Montag, 18. Januar 2016

Unwort des Jahres 2015

Liebe Sprachgemeinde,

auch 2015 gab es wieder sprachliche High- und Lowlights. Eine ganz besondere Entgleisung kürt jedes Jahr eine unabhängige Jury aus mehreren Sprachwissenschaftlern an verschiedenen Universitäten und einem Journalisten. Die Kür zum Unwort des Jahres möchte dabei auf Wörter und Formulierungen hinweisen, die gegen das Prinzip der Menschenwürde und Prinzipien der Demokratie verstoßen wie auch einzelne Gruppen diskriminieren und euphemistisch, irreführend oder verschleiernd sind (siehe dazu hier).

Im Jahr 2015 wären schon allein durch die "Griechenlandkrise" einige Begriffe prädestiniert gewesen, um zum Sieger gekürt zu werden, zum Beispiel Grexit, Griechenlandhilfe oder Griechenlandrettung.

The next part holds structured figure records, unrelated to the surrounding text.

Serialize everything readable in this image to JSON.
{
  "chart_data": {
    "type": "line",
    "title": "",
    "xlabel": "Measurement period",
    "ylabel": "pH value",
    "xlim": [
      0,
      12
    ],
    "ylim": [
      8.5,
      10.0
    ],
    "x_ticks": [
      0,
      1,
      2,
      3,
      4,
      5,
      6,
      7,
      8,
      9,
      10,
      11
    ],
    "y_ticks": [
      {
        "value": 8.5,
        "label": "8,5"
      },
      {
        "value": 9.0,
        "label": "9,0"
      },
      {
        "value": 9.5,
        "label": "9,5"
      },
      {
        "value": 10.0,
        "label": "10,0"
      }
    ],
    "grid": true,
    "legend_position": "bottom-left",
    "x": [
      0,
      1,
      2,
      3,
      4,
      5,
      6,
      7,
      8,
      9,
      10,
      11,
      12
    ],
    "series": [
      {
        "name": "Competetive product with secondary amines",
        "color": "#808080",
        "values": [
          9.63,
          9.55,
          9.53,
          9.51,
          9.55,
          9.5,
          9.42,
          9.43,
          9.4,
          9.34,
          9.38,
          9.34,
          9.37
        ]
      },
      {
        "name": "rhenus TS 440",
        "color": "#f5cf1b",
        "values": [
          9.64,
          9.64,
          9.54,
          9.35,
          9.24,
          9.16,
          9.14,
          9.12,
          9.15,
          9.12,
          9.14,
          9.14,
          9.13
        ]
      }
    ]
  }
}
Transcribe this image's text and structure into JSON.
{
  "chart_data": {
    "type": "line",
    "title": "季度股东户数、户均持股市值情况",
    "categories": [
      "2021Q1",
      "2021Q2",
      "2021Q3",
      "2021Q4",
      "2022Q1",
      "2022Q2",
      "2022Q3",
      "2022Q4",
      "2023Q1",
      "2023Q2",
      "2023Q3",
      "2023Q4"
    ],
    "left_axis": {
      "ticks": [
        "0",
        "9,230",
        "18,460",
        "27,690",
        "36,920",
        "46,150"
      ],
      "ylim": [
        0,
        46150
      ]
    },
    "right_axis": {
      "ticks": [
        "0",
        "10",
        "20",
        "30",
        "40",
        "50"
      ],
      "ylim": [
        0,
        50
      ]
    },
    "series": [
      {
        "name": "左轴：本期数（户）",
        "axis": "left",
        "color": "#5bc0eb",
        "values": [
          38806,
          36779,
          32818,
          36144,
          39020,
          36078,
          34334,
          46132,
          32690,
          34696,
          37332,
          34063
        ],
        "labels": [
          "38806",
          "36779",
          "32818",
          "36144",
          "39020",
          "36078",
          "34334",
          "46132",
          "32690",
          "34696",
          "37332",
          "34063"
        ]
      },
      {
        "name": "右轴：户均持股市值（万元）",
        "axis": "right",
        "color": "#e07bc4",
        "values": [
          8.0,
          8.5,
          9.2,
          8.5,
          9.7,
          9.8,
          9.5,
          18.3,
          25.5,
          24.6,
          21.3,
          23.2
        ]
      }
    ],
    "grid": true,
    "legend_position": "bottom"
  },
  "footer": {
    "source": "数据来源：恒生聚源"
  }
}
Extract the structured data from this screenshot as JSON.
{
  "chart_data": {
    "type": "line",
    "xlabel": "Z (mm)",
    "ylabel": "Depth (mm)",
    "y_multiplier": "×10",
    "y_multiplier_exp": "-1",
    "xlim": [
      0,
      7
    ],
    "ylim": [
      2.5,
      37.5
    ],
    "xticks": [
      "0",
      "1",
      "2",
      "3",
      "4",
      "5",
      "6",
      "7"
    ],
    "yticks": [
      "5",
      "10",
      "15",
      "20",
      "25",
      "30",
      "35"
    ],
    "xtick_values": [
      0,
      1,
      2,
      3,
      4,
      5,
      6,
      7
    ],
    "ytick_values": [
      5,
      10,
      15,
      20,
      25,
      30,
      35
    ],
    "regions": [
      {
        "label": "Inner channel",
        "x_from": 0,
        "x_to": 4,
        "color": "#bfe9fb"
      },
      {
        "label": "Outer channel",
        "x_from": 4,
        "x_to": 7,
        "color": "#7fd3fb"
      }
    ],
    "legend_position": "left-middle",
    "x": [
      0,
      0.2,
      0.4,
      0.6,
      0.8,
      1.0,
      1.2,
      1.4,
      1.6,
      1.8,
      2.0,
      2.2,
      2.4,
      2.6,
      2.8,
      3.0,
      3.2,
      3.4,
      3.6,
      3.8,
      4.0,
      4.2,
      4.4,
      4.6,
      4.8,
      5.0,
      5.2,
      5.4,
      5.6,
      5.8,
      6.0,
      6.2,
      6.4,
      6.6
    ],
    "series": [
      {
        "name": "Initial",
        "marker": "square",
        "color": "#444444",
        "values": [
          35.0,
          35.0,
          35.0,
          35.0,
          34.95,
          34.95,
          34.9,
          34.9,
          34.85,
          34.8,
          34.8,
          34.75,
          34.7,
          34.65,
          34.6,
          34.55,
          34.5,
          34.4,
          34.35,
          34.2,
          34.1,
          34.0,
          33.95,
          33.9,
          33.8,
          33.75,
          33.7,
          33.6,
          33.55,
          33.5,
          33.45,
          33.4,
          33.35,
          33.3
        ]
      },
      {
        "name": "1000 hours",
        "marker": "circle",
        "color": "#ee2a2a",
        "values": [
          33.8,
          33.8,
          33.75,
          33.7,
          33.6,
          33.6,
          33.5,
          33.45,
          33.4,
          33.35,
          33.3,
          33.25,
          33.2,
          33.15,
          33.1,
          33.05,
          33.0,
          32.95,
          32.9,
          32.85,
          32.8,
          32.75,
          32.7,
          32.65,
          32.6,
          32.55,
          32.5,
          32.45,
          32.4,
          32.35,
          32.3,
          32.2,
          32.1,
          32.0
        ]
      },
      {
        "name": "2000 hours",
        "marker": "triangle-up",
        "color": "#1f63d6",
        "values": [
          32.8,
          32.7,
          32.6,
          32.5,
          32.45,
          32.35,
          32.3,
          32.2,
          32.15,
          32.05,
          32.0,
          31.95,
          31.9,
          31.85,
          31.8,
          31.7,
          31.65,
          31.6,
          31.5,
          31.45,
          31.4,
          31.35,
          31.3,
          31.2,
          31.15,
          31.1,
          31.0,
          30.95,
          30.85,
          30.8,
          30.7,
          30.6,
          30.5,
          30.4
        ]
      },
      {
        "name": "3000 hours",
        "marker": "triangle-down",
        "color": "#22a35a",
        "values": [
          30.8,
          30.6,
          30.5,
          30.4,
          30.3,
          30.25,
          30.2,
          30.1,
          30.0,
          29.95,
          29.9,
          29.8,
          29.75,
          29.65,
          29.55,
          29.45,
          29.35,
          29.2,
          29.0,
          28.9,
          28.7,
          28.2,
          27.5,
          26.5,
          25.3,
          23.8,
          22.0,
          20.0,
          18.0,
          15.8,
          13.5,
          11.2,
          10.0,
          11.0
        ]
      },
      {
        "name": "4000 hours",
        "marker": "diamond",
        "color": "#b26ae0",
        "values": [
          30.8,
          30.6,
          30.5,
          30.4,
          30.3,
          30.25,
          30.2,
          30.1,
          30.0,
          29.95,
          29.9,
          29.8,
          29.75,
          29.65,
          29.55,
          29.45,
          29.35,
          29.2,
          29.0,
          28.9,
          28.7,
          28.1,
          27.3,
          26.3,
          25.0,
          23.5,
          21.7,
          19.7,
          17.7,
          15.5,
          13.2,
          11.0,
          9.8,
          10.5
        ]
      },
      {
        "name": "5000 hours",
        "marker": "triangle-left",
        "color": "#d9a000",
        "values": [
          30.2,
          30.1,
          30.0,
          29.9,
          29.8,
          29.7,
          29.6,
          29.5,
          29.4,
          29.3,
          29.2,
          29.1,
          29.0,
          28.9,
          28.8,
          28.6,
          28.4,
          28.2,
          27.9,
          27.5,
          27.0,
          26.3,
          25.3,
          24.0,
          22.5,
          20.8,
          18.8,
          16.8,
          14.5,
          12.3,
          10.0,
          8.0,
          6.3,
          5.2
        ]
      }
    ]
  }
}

Auch der Zustrom von Flüchtlingen nach Deutschland führte zu Einsendungen, aus denen die Jury ausgewählt hat. Hier waren beispielsweise Wir schaffen das!, Willkommenskultur und Flüchtlingskrise genannt worden.

Zum Sieger wurde allerdings letztlich ein anderer Begriff: Gutmensch. Dessen Wahl allerdings erklärt sich erst auf den zweiten Blick. So schreibt die Jury in ihrer Begründung:

"Das Wort „Gutmenschist zwar bereits seit langem im Gebrauch und wurde auch 2011 schon einmal von der Jury als ein zweites Unwort gewählt, doch ist es im Zusammenhang mit dem Flüchtlingsthema im letzten Jahr besonders prominent geworden. Als Gutmenschenwurden 2015 insbesondere auch diejenigen beschimpft, die sich ehrenamtlich in der Flüchtlingshilfe engagieren oder die sich gegen Angriffe auf Flüchtlingsheime stellen. Mit dem Vorwurf „Gutmensch“, „Gutbürger“ oder „Gutmenschentum“ werden Toleranz und Hilfsbereitschaft pauschal als naiv, dumm oder weltfremdes Helfersyndrom diffamiert. Der Ausdruck „Gutmensch“ floriert dabei nicht mehr nur im rechtspopulistischen Lager als Kampfbegriff, sondern wird auch hier und dort auch schon von Journalisten in Leitmedien verwendet. Die Verwendung dieses Ausdrucks verhindert somit einen demokratischen Austausch von Sachargumenten." (Quelle: hier).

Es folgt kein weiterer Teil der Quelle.